Cone movement vs. frequency

[Nichol1997]

I am looking for the mathematical relationship between cone movement versus frequency. Lets say if a subwoofer was held in free-air and the amplitude was constant and the frequency was swept from 100 Hertz down, does the cone move more as the frequency is lowered?

[sreten]

Hi,

Yes it does. Excursion therextically would quadruple at 50Hz, and
be times 16 at 25Hz, but box alignments and reflexing change all
that. Use WinISDpro to look at excursion.

/sreten.

[Svante]

Sreten is right (as usual). If the frequency is lowered, the cone moves more. If the box is a closed box, the cone amplitude will be approximately proportional to 1/f² down to the cutoff frequency of the subwoofer. Below that frequency the amplitude of the cone will be approximately constant, but the sound level will decrease, approximately proportional to f².

[AndrewT]

Hi,
I am kind of new to this speaker lark, but that does not sound right.

I imagine a DC of 1Volt will cause the speaker Voice Coil to move to a new position. Let's suppose for a moment it moves 5mm.
Now apply a -1Vdc to the speaker and it will move the other way 5mm( provided the motor is symetrical).
Now apply a very low frequency square wave of 2Vpp and the speaker will move 10mmpp i.e. +-5mm.
Now apply a very low frequency sine wave of 2Vpp and again the speaker cone will move +-5mm (10mmpp).

I imagine that this speaker will continue to move 10mmpp as the frequency is increased to audio frequencies and continue to do so through some of the audio range.
A big exception is the range around resonance when the movement will increase substantially.
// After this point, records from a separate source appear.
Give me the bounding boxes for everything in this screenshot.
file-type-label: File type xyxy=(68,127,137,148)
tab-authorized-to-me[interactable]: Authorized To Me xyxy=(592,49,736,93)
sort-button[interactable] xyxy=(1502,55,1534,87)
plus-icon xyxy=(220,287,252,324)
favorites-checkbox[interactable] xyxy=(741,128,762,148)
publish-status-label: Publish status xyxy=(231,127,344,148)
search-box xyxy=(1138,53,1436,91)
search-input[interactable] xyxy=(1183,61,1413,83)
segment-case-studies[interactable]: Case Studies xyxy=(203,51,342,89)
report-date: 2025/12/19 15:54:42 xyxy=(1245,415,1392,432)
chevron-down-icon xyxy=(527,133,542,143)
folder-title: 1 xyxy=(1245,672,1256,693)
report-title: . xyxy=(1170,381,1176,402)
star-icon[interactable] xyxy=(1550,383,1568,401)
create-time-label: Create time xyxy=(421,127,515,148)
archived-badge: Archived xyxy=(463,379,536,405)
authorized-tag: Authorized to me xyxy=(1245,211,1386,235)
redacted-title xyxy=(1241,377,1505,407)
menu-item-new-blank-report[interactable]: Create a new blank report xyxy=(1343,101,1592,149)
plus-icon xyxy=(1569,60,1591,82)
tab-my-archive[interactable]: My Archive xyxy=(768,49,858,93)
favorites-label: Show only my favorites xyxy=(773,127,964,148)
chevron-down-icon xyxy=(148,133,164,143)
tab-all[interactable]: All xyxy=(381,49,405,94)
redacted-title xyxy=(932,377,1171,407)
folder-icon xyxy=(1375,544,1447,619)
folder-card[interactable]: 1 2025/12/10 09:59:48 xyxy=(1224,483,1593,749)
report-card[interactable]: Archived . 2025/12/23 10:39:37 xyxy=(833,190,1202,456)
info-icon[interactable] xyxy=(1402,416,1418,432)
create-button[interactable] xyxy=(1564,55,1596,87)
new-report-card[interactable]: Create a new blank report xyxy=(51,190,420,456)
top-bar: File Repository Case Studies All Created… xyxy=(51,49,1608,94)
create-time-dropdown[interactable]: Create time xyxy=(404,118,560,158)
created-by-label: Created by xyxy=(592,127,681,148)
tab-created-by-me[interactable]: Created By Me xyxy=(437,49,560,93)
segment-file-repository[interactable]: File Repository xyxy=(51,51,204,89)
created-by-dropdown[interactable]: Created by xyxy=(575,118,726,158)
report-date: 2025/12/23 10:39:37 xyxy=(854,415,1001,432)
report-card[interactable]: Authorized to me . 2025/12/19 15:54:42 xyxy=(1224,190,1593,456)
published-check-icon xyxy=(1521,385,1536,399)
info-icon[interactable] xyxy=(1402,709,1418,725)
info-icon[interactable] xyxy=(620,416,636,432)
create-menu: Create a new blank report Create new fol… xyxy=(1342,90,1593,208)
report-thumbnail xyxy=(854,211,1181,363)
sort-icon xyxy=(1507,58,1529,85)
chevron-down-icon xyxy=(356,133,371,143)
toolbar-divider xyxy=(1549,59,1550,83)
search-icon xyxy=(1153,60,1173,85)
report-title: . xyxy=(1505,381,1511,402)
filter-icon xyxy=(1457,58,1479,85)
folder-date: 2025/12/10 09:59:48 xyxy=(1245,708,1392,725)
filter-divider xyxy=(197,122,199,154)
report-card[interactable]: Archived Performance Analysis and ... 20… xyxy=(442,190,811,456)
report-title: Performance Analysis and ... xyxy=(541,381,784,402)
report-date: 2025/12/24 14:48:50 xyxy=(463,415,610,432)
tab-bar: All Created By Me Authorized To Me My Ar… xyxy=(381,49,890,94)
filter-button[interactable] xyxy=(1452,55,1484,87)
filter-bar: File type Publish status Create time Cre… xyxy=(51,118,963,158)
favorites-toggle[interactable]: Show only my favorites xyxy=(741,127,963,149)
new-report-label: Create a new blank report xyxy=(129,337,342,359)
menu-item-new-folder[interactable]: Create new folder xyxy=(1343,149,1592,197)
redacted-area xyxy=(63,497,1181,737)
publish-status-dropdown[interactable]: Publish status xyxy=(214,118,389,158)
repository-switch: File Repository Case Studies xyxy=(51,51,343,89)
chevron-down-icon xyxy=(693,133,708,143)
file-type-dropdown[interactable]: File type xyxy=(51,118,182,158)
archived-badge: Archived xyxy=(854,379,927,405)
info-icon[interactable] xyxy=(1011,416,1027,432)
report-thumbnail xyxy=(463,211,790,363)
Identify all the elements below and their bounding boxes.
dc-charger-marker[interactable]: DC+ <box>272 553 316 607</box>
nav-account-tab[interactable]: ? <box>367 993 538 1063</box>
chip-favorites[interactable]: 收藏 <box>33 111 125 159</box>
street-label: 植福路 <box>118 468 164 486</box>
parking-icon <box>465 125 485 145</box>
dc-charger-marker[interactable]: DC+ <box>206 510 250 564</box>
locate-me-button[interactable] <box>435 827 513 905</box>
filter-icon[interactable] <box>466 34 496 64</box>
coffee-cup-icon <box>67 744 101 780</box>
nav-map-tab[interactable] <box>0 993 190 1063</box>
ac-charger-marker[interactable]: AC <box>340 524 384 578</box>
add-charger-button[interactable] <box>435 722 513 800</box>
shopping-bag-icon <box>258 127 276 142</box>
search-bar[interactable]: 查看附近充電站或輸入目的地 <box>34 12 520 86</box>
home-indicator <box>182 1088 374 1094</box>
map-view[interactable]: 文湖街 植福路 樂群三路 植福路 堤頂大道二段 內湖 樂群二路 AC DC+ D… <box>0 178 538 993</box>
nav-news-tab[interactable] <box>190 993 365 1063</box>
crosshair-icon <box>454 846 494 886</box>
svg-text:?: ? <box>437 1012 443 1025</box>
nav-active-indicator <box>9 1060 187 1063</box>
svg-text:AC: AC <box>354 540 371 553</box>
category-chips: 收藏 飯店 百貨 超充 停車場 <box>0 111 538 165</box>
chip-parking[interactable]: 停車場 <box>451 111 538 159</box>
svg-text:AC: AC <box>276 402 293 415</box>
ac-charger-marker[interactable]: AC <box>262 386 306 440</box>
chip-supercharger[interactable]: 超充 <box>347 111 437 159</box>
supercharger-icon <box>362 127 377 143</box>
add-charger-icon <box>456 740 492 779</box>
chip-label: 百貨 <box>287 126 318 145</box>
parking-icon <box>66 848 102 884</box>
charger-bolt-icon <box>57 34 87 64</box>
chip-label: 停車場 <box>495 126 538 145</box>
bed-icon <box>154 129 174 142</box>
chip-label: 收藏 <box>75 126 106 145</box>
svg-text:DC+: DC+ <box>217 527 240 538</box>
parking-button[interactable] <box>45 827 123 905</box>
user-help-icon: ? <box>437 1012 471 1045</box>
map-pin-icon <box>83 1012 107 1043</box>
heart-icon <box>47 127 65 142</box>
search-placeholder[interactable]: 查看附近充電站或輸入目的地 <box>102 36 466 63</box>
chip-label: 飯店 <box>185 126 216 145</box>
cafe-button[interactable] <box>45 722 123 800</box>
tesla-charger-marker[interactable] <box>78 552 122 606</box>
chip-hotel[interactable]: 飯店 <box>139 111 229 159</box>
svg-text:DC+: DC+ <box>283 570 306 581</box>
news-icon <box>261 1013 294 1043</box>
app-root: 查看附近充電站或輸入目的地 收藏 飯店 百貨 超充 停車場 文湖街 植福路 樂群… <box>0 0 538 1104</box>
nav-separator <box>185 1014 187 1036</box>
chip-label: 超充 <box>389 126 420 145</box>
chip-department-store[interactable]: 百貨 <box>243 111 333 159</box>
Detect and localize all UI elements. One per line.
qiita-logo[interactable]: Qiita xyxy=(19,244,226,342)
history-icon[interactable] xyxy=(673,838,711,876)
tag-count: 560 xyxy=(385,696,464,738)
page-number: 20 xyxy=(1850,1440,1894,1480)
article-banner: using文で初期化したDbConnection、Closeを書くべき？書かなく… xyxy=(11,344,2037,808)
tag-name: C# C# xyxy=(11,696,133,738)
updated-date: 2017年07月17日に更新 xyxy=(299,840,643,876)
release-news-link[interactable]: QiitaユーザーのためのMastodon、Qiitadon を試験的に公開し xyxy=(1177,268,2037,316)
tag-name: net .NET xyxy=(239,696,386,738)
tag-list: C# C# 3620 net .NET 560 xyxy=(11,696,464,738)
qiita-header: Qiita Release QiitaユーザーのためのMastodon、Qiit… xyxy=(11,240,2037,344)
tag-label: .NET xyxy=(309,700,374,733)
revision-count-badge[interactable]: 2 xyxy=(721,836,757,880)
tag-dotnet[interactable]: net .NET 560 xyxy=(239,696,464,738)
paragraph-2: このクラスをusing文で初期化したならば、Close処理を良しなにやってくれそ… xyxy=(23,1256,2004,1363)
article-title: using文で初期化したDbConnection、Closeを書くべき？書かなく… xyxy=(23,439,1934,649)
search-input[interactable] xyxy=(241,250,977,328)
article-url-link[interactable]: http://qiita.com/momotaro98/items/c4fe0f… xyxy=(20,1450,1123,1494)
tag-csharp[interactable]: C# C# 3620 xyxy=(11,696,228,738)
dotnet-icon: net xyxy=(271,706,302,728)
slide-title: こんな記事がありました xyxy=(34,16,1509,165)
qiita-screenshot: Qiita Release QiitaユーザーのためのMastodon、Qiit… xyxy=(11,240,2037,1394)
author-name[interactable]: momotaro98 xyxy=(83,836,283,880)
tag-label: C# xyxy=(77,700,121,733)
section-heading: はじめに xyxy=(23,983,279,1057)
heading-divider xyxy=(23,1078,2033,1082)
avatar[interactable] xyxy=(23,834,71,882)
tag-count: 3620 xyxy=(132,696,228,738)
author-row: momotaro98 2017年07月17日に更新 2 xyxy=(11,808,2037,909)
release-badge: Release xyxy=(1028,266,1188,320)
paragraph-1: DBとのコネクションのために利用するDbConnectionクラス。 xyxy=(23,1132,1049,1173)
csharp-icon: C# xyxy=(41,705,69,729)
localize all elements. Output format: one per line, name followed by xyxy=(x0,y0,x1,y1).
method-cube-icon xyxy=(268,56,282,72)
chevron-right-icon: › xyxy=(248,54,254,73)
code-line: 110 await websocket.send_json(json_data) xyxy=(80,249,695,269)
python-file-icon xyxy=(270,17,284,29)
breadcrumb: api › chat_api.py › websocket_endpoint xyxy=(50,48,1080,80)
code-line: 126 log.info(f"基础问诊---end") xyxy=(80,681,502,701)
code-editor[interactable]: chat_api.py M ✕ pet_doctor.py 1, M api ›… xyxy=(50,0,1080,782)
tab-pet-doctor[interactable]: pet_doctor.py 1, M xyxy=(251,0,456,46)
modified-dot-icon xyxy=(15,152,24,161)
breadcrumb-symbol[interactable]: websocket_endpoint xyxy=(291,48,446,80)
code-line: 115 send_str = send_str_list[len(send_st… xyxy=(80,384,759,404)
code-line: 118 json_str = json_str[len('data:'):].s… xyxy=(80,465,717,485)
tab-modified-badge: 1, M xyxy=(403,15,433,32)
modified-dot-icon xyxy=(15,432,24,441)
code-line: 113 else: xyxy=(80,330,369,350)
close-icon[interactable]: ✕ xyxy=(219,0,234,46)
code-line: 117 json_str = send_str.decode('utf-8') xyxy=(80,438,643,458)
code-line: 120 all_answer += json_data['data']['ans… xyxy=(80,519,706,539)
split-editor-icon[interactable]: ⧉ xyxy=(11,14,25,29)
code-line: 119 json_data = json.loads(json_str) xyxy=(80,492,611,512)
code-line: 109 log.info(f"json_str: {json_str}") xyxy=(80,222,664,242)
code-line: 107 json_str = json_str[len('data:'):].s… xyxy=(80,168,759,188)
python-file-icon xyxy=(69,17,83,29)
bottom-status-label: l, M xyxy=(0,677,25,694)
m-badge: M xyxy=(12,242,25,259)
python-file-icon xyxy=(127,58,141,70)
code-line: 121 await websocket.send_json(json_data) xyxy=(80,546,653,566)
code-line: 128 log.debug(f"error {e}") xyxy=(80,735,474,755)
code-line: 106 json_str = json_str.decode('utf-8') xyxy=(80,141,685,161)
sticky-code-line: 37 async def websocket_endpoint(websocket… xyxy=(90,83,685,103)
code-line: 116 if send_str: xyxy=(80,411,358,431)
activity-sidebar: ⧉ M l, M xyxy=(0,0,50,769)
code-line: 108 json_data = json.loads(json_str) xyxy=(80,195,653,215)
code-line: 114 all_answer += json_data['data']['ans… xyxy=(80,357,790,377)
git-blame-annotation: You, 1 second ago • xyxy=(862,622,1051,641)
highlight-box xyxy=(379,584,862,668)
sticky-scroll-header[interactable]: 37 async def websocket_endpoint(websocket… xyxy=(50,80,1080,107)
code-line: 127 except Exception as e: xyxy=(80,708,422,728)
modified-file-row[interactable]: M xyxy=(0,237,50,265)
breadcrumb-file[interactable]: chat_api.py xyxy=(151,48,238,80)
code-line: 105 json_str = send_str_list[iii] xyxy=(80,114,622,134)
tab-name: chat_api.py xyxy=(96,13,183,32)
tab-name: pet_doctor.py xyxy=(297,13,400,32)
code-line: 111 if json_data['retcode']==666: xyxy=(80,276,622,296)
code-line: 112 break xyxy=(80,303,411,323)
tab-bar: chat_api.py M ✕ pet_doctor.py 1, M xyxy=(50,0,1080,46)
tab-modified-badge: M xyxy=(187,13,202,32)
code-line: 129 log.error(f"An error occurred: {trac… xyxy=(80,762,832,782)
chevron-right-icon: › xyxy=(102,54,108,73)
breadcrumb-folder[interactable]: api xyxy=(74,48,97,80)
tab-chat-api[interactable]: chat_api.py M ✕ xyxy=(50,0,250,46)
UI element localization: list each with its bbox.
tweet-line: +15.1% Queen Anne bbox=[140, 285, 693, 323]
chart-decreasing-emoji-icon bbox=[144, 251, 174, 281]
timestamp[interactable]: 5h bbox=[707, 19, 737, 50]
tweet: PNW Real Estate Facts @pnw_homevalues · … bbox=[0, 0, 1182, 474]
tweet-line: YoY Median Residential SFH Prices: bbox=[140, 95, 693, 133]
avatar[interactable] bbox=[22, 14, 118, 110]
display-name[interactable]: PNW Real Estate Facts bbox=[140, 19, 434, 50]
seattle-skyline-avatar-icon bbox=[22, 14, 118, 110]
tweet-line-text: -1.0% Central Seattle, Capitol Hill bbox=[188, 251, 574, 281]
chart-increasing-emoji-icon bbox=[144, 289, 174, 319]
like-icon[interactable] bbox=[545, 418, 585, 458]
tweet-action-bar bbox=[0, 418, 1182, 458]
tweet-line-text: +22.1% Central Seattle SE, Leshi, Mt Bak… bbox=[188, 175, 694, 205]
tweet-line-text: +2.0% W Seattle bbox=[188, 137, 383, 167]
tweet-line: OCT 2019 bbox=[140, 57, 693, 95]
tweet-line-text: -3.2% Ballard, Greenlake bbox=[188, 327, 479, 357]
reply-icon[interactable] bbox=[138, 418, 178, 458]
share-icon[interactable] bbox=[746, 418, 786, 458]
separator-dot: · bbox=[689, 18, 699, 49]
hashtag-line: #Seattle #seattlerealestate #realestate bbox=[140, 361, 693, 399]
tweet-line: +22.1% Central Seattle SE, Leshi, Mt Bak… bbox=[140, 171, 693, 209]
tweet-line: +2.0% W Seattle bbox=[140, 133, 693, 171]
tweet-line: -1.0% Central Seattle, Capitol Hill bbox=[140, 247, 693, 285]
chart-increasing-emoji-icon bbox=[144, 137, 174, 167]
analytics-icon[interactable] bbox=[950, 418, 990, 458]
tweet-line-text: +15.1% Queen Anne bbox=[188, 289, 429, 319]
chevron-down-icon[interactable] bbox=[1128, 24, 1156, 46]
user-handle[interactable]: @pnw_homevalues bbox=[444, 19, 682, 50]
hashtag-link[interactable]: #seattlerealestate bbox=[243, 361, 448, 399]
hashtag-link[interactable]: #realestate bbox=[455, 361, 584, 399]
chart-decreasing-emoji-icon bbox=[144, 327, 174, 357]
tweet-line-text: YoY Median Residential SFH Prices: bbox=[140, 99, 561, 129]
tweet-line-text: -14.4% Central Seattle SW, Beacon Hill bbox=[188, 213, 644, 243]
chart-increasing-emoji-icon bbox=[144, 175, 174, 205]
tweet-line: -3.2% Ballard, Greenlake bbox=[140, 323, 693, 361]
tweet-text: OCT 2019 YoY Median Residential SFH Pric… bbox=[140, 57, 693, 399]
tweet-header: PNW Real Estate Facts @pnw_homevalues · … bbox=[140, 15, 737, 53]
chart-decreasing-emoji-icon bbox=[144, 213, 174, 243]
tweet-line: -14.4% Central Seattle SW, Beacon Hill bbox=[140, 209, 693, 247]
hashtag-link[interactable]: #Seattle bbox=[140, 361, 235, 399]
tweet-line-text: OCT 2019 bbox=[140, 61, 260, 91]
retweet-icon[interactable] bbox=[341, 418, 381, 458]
At high frequency the movement will decrease from the standard 10mmpp.
What is the hf displacement reduction frequency? I suspect it is related to energy absorbed by accelerating the cone and the inductance of the VC. Any predictions?

[Ron E]

Quote:

Originally posted by AndrewT
Hi,
I am kind of new to this speaker lark, but that does not sound right.

Svante and sreten know what they are speaking of.

At DC, the only thing that matters is stiffness, at ~3x resonance and up all that matters is mass, neglecting inductance. At resonance, the contributions of stiffness and mass are equal, and damping dominates.

1/f^2 is correct - every time you halve frequency, excursion increases by 4 for the same SPL. The reason sealed boxes don't double with each halving below resonance is because the 12dB/oct rolloff reduces excursion requirements.

A speaker that had constant excursion with frequency would have a 12dB/oct rising response....

The excursion formula depends on whether the speaker is enclosed or not and what sort of enclosure there is. In free air, it acts the same as if it were in a very large box - like 10000 cubic feet or so so you can enter that into a program that calculates escursion.

[Nichol1997]

I have WinISD beta but it does not model the excursion of the driver. I just downloaded the pro version but it is asking for parameters of the driver that I don't have.

Is there a formula for excursion vs frequency for a ported enclosure? It is tuned to 14 Hertz. I know that around the tuning frequency the cone of the driver won't be moving much and most of the SPL will be coming from the port. So there probably is a complex relationship between the two, but for higher frequencies I would imagine there is a formula.

[AndrewT]

Quote:

1/f^2 is correct - every time you halve frequency, excursion increases by 4 for the same SPL.

That sounds right.

Quote:

Lets say if a subwoofer was held in free-air and the amplitude was constant and the frequency was swept from 100 Hertz down

he is asking about sweeping a constant amplitude and in free air. That is NOT constant SPL.
I think the three of you are talking about a constant SPL formula when the enquirer is asking about sweeping a constant signal voltage.

[sreten]

Quote:

Originally posted by AndrewT

I think the three of you are talking about a constant SPL formula when
the enquirer is asking about sweeping a constant signal voltage.

Hi,

My assumption is he meant constant SPL with a theorectical
driver that has a flat response and constant voltage drive.

We have all stated the above does reflect a practical reality.

/sreten.

[sreten]

Quote:

Originally posted by Nichol1997
I have WinISD beta but it does not model the excursion of the driver. I just downloaded the pro version but it is asking for parameters of the driver that I don't have.

Hi,

tick the "auto calculate unknowns" box at the bottom of the editor.

/sreten.

[Svante]

Maybe this graph helps of a butterworth aligned closed box helps?



The black curve is the response of the system, the red is the cone amplitude. Above the cutoff frequency (50 Hz) the cone amplitude is tilted by -12 dB/oct but the response is flat. Below the same frequency the response tilts by 12 dB/oct and the cone amplitude is flat.

It is at the low frequencies that the intiution works best.